Look Out! Great Ecuadorian Eel Returns to the Hamptons
The Great Ecuadorian Eel may be returning to the Hamptons for the winter. That is the essence of an email received last night by Hampton Police Chief John Mitchell from his counterpart in Quito, Ecuador, where the Eel spends nine months a year in a pond next to a waterfall on the slope of Mt. Chimborazo, not far from the town of Latacunga. The Eel considers that his home. But he goes away winters.
“Residents with long memories may recall that back in the early 2000s, the Ecuadorian Eel was reported to have spent two winters here living under the ice in Mill Pond in Water Mill and Trout Pond in Noyac,” the chief said. “He was reported to be about 33 feet long, though no one ever got a clear sighting of him. But it was suspected he was involved in the disappearance of several local dogs and two resident ice fishermen who were never accounted for. He left in March both years. After that second winter, thinking that the Eel might be coming back I had asked Brndrn Fxisd, the chief of police in Quito, to send a warning if he was. Now he has.”
There were many naysayers in the Hamptons about the Eel back then. They felt there was no eel that could be 33 feet long, or if there was, he certainly was not here. But then back then there were people who would not believe in global warming.
Chief Mitchell said he had asked Senor Fxisd where the Eel had been wintering in the intervening 12 years. He said that since there were Americans saying he had never come north, they had snuck up on the Eel while he was sleeping by the waterfall after his return from the Hamptons and darted him with a tracking device. They were therefore to determine that in the next winter, he swam off to a remote harbor 200 miles west of Reykjavik, Iceland, and then for the next four winters he was in the uninhabited Churchill’s Cove at the southern tip of Hudson Bay in Canada.
After that he wintered two years just offshore one of the uninhabited Faroe Islands west of Scotland, and then for the next three years he wintered in a fjord that has never been named in northern Finland.
Why he goes where he goes, no one knows.
But he always comes back home to his family in Ecuador.
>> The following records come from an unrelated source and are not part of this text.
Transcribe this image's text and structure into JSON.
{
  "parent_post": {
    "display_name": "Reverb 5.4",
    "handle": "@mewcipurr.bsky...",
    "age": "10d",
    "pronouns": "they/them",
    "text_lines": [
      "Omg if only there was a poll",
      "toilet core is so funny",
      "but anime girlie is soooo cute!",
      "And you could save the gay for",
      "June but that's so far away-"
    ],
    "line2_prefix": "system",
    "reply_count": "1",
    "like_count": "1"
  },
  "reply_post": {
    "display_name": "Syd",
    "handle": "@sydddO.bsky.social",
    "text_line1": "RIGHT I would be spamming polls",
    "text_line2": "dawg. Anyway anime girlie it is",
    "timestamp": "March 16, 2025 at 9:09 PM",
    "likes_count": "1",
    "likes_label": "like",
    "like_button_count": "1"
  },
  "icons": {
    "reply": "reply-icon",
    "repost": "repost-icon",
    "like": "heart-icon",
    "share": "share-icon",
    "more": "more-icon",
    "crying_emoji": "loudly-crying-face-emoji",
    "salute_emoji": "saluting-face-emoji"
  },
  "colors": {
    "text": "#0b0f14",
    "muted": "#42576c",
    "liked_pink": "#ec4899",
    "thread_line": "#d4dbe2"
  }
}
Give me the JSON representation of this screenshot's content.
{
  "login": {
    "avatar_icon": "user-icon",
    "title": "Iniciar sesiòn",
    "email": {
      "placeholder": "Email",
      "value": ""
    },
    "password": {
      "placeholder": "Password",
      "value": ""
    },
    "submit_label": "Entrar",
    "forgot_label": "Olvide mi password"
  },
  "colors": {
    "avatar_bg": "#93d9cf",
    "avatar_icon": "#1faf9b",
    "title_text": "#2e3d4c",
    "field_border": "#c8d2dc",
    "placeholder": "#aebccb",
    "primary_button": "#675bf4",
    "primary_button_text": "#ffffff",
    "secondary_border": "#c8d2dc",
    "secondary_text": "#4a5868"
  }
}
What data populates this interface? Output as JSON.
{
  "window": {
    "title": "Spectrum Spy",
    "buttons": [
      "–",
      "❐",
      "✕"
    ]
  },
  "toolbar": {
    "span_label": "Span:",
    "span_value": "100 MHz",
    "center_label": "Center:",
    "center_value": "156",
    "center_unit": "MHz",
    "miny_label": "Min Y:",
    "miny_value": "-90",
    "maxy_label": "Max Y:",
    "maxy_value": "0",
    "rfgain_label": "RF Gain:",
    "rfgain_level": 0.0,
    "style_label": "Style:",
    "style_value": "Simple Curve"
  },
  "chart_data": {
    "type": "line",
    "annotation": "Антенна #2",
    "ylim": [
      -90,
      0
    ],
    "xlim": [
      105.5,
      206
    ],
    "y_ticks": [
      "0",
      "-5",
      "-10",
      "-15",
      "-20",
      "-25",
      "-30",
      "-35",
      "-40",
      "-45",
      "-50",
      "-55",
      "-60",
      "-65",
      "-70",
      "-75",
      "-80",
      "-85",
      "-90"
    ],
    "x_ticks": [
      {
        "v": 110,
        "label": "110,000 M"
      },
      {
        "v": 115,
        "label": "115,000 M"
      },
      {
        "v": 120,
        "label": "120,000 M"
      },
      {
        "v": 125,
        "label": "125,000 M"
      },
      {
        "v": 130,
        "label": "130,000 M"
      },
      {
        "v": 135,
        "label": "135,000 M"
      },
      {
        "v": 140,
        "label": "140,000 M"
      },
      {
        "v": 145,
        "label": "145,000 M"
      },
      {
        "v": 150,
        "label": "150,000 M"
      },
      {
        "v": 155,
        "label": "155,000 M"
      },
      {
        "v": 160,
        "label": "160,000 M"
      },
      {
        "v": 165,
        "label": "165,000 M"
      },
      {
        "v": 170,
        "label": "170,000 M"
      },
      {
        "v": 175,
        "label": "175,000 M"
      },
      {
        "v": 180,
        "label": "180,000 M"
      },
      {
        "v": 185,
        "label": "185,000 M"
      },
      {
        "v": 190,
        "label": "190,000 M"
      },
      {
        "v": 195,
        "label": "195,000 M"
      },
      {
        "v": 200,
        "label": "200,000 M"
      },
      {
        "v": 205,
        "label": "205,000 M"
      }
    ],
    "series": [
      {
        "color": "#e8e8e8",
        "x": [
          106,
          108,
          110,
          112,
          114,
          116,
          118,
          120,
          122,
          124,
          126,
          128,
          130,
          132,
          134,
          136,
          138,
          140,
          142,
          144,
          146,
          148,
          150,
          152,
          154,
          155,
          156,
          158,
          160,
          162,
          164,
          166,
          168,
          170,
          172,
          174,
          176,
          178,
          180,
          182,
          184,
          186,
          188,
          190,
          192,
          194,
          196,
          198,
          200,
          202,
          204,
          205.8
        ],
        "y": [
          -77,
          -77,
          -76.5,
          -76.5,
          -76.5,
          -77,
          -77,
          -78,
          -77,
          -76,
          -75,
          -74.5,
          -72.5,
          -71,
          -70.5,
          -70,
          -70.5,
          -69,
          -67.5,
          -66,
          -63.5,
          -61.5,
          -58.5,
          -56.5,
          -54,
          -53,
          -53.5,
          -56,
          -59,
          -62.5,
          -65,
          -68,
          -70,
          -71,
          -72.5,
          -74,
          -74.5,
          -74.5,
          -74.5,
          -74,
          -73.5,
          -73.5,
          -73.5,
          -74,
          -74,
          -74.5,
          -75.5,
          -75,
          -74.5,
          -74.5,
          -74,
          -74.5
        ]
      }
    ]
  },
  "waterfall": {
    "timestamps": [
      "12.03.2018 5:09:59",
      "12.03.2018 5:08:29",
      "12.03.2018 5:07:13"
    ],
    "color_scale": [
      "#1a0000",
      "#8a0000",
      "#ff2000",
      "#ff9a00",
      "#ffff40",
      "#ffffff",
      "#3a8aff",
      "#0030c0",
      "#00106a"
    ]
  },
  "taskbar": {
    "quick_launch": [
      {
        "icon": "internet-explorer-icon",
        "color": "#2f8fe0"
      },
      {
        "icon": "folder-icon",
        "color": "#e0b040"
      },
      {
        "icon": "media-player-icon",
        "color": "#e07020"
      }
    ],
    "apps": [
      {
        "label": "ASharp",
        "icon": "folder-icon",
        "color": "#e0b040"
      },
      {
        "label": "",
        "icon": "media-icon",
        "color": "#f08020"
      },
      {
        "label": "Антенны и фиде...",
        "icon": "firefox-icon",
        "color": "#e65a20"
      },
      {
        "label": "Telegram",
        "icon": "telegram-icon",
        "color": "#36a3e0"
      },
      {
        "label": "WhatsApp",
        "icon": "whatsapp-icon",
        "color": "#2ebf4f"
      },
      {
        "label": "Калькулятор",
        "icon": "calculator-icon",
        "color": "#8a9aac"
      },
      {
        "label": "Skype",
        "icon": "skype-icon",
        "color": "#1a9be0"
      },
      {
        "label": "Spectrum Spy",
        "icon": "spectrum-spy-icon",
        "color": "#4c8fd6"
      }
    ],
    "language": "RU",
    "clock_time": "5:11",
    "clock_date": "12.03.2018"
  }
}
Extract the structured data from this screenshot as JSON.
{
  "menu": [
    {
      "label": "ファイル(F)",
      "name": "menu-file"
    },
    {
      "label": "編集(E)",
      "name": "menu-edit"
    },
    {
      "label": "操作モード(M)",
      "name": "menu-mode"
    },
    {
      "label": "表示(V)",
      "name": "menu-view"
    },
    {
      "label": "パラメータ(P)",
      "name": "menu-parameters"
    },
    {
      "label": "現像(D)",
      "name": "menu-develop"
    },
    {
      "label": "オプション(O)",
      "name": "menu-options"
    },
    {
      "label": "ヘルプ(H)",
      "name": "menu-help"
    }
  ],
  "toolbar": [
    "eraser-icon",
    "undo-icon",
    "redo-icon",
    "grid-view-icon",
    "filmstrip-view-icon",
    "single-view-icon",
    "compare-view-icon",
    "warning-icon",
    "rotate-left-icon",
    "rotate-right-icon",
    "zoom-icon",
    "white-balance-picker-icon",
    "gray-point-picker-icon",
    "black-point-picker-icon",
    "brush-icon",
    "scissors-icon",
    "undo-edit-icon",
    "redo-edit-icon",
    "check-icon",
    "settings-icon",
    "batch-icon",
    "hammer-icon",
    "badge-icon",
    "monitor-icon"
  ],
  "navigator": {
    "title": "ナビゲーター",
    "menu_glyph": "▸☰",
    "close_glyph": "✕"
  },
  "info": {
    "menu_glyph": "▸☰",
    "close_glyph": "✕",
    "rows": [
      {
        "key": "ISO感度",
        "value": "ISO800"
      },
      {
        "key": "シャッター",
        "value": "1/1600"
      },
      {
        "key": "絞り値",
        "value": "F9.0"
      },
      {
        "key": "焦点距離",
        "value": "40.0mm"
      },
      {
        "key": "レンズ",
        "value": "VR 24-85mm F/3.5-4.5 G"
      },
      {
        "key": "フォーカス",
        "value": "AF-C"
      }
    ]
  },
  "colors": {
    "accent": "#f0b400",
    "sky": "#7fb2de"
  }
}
During 2013 and 2014 the tracking device was not working properly and the scientists could never get up to the mountain waterfall when he was asleep. (They lost two during one attempt.) Then last year, the tracking device unexpectedly started back up again.
“And now, he is apparently on his way here,” the Chief said. “He is even bigger now. He is 44 feet long now, the Chief says, and about 15 feet in circumference. He eats six times a day.”
Fxisd told him that the Eel is wriggling at the rate of about 200 miles a day and was last located 140 miles east of the Outer Banks off North Carolina. At that rate, if he is coming here, he should be here next week.
“But of course he might be going somewhere else,” the Chief said. “Maybe Nantucket or Nova Scotia or somewhere. We will just have to see.”
In an unrelated matter, the Chief reported that his dog Sluggo, a black lab, has still not been seen. He has been off somewhere for the last three days. If found, please call 911.
“Also,” the Chief said, “I’ve noticed that with the cold spell, the ponds have iced over, but we consider the ice still thin and dangerous. In fact, Long Pond in Bridgehampton, where I live, developed a big hole in the center suddenly three days ago. I don’t know why. Please stay away from the ponds until you see our signs that read ‘Safe for Ice Skating.’ We will be testing thickness daily at all the ponds.”